Констанцию и не интересовала его «прошлая жизнь». Да даже если бы и интересовала, она не смогла бы его попросить, чтобы он рассказал об этом поподробнее.
– У меня умерла собака, по которой я горевал целых два месяца, потом папа убежал куда-то, мать говорила, что на войну, но я-то не глупый, войны никакой и нигде не было тогда, просто мама меня расстроить не хотела. Он же просто умер от какой-то странной болезни. Мама… тоже заразилась ей.
Констанция хотела понимающе вздохнуть, но вовремя спохватилась и лишь бросила печальный взгляд на его уложенные волосы, которые от солнца переливались оранжевым, плавно переходя в желтый.

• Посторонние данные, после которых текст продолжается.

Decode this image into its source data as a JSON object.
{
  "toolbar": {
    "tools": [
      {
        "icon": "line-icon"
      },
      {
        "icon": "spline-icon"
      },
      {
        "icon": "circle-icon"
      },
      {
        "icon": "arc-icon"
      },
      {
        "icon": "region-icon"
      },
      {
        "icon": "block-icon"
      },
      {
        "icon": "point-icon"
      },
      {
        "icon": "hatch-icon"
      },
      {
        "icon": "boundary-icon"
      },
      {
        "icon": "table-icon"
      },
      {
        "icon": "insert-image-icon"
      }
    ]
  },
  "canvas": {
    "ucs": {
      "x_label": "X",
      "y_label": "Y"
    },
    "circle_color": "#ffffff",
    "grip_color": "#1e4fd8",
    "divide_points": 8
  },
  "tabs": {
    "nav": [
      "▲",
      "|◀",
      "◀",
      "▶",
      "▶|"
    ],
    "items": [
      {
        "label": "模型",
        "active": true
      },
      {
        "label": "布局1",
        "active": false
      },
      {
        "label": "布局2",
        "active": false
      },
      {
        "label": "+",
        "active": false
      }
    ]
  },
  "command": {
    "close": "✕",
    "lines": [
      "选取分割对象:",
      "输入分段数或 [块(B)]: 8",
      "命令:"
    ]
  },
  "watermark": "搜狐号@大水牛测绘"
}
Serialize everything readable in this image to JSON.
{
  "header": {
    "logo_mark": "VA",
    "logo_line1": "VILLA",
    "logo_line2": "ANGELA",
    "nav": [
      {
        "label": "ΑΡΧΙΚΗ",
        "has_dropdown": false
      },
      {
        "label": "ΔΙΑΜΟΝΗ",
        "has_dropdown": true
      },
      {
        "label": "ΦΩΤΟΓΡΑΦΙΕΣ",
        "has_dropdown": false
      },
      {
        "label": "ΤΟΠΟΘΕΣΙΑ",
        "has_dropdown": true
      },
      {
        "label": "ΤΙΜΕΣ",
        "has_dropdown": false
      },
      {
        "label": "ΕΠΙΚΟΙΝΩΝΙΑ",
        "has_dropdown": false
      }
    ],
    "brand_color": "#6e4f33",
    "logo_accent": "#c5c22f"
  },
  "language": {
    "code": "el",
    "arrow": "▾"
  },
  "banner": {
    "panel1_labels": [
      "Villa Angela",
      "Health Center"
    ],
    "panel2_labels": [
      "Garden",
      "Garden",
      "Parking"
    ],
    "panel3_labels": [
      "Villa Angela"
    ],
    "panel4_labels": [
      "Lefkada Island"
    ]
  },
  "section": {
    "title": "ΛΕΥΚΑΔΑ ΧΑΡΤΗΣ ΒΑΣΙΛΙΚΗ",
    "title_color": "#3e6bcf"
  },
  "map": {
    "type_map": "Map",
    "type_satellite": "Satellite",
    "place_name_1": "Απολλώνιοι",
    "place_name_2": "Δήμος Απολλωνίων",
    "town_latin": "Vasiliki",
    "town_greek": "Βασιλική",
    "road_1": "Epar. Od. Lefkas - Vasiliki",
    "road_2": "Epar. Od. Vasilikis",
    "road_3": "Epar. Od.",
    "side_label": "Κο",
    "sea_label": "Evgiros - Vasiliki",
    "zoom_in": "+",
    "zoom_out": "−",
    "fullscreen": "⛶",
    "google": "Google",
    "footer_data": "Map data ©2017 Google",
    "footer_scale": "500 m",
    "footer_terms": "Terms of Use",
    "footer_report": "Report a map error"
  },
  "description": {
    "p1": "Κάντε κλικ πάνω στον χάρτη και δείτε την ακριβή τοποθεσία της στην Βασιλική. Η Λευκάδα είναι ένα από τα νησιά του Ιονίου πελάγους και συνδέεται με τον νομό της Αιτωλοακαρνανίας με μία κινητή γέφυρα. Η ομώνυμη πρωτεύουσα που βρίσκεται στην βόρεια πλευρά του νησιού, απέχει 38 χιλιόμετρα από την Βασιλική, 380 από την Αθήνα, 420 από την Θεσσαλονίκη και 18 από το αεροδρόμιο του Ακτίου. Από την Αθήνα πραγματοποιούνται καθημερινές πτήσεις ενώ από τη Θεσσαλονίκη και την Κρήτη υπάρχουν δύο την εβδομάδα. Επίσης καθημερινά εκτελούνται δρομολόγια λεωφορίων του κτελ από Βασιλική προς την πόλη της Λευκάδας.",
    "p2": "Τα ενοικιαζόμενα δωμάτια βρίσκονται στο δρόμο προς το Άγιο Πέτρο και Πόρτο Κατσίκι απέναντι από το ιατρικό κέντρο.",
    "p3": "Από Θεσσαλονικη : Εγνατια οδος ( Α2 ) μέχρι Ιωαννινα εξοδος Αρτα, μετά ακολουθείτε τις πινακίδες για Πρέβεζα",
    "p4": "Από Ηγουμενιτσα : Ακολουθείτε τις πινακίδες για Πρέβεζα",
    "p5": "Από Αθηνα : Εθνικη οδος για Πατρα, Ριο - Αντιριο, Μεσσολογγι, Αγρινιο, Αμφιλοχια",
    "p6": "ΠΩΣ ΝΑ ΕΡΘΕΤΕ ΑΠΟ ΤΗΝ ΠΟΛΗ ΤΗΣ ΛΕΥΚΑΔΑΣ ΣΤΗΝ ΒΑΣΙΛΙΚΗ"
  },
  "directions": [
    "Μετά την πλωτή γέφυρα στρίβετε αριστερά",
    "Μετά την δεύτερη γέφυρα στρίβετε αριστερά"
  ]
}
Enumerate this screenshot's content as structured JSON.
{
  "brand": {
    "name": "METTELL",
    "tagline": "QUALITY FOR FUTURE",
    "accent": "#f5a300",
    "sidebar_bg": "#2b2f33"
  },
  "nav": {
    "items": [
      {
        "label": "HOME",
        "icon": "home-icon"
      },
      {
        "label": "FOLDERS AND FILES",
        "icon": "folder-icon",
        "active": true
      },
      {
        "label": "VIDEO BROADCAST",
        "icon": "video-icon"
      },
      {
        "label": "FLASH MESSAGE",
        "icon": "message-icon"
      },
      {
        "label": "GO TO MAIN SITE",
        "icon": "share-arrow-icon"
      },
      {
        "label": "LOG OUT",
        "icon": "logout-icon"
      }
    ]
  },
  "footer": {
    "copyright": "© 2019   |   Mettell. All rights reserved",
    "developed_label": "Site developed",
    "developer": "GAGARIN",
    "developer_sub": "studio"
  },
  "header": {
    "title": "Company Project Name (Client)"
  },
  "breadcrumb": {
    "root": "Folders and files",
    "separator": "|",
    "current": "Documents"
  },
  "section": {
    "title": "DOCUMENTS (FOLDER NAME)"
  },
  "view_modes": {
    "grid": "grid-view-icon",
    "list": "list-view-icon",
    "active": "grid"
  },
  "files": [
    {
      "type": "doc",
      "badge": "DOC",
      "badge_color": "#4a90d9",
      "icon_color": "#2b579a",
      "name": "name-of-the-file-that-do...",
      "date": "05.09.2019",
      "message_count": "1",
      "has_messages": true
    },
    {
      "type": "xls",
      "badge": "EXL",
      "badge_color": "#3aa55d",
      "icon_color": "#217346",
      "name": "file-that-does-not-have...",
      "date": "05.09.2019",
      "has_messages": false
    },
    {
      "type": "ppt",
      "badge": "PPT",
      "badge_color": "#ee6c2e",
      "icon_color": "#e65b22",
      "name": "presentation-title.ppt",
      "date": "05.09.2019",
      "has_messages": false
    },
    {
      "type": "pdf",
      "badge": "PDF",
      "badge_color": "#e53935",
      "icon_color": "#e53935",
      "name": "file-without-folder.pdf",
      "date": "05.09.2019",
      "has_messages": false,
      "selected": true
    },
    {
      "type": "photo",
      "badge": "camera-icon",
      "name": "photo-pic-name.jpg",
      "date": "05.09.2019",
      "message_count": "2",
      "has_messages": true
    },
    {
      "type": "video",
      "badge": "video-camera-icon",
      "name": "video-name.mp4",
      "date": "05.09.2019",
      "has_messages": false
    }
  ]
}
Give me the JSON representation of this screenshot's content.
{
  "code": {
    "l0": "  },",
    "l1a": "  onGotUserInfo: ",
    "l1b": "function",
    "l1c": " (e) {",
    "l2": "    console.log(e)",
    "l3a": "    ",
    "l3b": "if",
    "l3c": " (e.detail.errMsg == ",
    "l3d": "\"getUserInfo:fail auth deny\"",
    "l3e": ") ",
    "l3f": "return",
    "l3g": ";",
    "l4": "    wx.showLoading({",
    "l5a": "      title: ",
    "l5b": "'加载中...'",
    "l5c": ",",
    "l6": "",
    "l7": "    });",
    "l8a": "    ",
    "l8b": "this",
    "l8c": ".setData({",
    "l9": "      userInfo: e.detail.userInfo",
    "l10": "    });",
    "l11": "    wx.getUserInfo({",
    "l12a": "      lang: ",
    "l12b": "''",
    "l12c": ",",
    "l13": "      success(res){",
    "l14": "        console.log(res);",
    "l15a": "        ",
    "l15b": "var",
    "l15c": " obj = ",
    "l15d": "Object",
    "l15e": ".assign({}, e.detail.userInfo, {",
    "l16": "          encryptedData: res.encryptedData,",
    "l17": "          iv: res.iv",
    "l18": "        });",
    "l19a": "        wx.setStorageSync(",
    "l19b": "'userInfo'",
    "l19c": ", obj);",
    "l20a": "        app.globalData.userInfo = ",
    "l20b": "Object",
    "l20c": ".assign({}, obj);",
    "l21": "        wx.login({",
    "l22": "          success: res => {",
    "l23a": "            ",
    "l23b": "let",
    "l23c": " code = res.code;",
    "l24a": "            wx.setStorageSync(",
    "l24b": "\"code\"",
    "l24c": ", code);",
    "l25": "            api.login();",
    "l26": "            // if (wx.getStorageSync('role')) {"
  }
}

– Я остался с мамой один, она всегда была грустна, как… – он задумался, подбирая слова, и случайно бросил взгляд на Констанцию, которая все еще сетовала на себя и жалела его, – как вот ты сейчас. И так каждый день. Зимой она заболела, чуть не умерла, я еле ее выходил. Выздороветь, конечно, полностью она не смогла, но, по крайней мере, была на ногах и по ее словам чувствовала себя «как распустившийся одуванчик». Летом она вновь слегла, и вот, как ты теперь знаешь, слегла насовсем, – он опять замолчал, не выражая никаких эмоций, в то время как Констанция держалась из последних сил, чтобы не зареветь.
Если утром казалось, что боль проходит, то сейчас она наступила снова, открыла второй залп по ее душе, которая хоть и была закалена таким количеством различной боли, но все же трещала по швам и выла под этим самым залпом. Констанция даже не знала имени этой женщины, но оплакивала ее так, будто бы она была ее настоящей матерью.
Фред глубоко вздохнул и встал.
– Ну, я вполне узнал все, что хотел. Пойду-ка я, – он неуверенно зашагал вперед. – Еще увидимся, Констанция.
Девочка еще не могла успокоиться, её руки мелко тряслись, а на глаза подступали слезы. Но, несмотря на это, она подняла голову и сквозь пелену слез разглядывала уходящего вдаль мальчишку, имя которого так ему не нравится.